How do we feel about a DPoW-like approach?


#1

One thing we’ve come across in discussions about longer-term solutions to the 51% attack problem is the DPoW approach - “Distributed Proof of Work.” I believe the idea was pioneered by the Komodo team - I know they’ve suggested it directly to us.

Their model is here: https://wiki.komodoplatform.com/wiki/Delayed_Proof_of_Work_(dPoW)

Initially, I found the idea of selected “Notary Nodes” signing block hashes for recording to feel a bit opposed to Bitcoin ideals - no authorities, fully decentralized. We don’t currently have a method for elections among stakeholders, nor do we direct any mining revenue to pay nodes or supernodes, as some other coins do.

But the idea of having valid block hashes recorded in another chain has a lot of security merit. I’ve been mulling over a simplified version of this, and would like to hear thoughts from others, especially devs.

A basic “record and reference” approach has value for defense:

Assume there are some BTG nodes which write “witnessed” blocks to another chain (such as LiteCoin). All nodes can monitor the LTC chain to confirm that recent blocks are there for reference; these can be given additional weight when calculating blockheight in the event that there are suddenly two competing chains of length > 2.

Because the blocks recorded in the LTC chain get extra weight, an attacking (private-mined) chain can’t easily orphan the honest blocks… and if the attacking chain wants to record their blocks into the LTC chain to get the “weighting,” then their activity is visible. When this happens, everyone can be aware that there is a chain split in play, and exchanges can halt deposits.

This means that an attacker may still be able to cause a reversion if they choose to spend a lot of money on private mining, but they can never do this in secret.

This visibility of a chain split in progress, even if the attacker has not yet broadcast their private blocks to the public network, has great alert value.

How to finance NotaryNodes?

Proposal: simply allow any node to act as a notary node, voluntarily! We would do this with the Bitcoin Gold Organization’s own nodes, as well. The notary node voluntarily absorbs the cost of paying for an LTC transaction to simply record the last seen BTG blockhash, assuming it hasn’t already been seen in the LTC chain.

This is a very small cost which we can easily cover… but other large players may also choose to fund their node with LTC to pay the notary cost - like an Exchange or a Pool. They all want the protection, and the net cost is very low. And if someone else has already put the hash into the LTC chain, others don’t need to pay the cost.

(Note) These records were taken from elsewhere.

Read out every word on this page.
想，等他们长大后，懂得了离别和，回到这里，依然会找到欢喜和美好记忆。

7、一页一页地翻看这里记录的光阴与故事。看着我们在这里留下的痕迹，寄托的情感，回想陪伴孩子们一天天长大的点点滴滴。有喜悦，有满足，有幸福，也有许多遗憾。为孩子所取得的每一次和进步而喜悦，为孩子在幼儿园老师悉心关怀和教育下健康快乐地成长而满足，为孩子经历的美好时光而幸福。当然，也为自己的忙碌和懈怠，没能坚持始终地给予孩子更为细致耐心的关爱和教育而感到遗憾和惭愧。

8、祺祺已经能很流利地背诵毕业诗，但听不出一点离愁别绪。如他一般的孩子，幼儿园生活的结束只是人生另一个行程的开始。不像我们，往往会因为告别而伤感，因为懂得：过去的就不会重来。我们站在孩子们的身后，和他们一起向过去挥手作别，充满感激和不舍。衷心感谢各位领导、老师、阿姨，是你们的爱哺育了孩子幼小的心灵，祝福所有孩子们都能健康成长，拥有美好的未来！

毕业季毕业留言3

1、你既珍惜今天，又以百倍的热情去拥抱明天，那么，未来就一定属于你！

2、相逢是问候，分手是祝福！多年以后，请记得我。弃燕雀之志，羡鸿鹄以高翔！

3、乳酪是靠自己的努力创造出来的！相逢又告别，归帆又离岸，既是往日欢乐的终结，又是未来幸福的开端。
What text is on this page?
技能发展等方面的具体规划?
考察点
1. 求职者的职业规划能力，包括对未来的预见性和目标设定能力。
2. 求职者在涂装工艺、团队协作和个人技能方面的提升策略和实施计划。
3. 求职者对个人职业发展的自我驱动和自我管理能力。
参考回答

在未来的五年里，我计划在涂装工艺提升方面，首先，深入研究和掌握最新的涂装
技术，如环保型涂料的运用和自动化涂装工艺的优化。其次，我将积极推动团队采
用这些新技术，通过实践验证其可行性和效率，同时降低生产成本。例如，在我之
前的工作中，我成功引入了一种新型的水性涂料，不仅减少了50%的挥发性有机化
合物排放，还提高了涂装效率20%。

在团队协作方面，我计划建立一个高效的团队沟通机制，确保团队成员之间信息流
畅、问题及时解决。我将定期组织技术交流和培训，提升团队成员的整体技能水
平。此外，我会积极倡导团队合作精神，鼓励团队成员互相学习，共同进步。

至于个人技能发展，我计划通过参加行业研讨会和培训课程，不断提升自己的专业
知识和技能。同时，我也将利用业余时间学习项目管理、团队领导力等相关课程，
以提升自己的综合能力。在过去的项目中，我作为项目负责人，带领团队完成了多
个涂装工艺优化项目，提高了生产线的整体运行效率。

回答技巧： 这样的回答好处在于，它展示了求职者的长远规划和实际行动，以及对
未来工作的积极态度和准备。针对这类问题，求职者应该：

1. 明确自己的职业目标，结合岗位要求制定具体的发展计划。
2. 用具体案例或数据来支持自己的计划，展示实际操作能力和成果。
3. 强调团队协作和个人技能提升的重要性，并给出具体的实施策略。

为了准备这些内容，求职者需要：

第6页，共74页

Using the LTC chains is a good one to consider for a couple of reasons:

  • transaction cost is very low
  • LTC blocks generally happen 4x as quickly as BTG blocks, for prompt recording
  • LTC is mined on very different algo/hardware from BTG

Potential problems:

  • need to ensure that the recording is easily spotted, so that we can always notice if a private miner is registering blocks!
  • need to give BTG nodes easy ability to monitor the LTC chain without causing excessive impact
  • need to consider how to defend against a spam attack or other attack vectors using LTC to try to over-weight an attack chain

What other complications am I missing?


#2

You are missing:

  1. If you choose alternate chain to rely upon you are reducing the security of your original chain, not increasing it. What if the chain you’re relying upon hardforks? What if they also experience an attack themselves, unrelated to BTG. Would BTG stop because of that?

  2. LTC is a poor choice only based on lower fees as fees are highly subjective because the cost of getting into a block may be higher on some chains but so is the security that provides.

  3. LTC is a poor choice because it’s the exact opposite of BTG. There they have very centralised mining hardware which is the exact thing BTG is against so relying on LTC makes zero sense.

Should this idea be pushed further BTC is the only chain BTG can rely on but in that case why not just merge mine?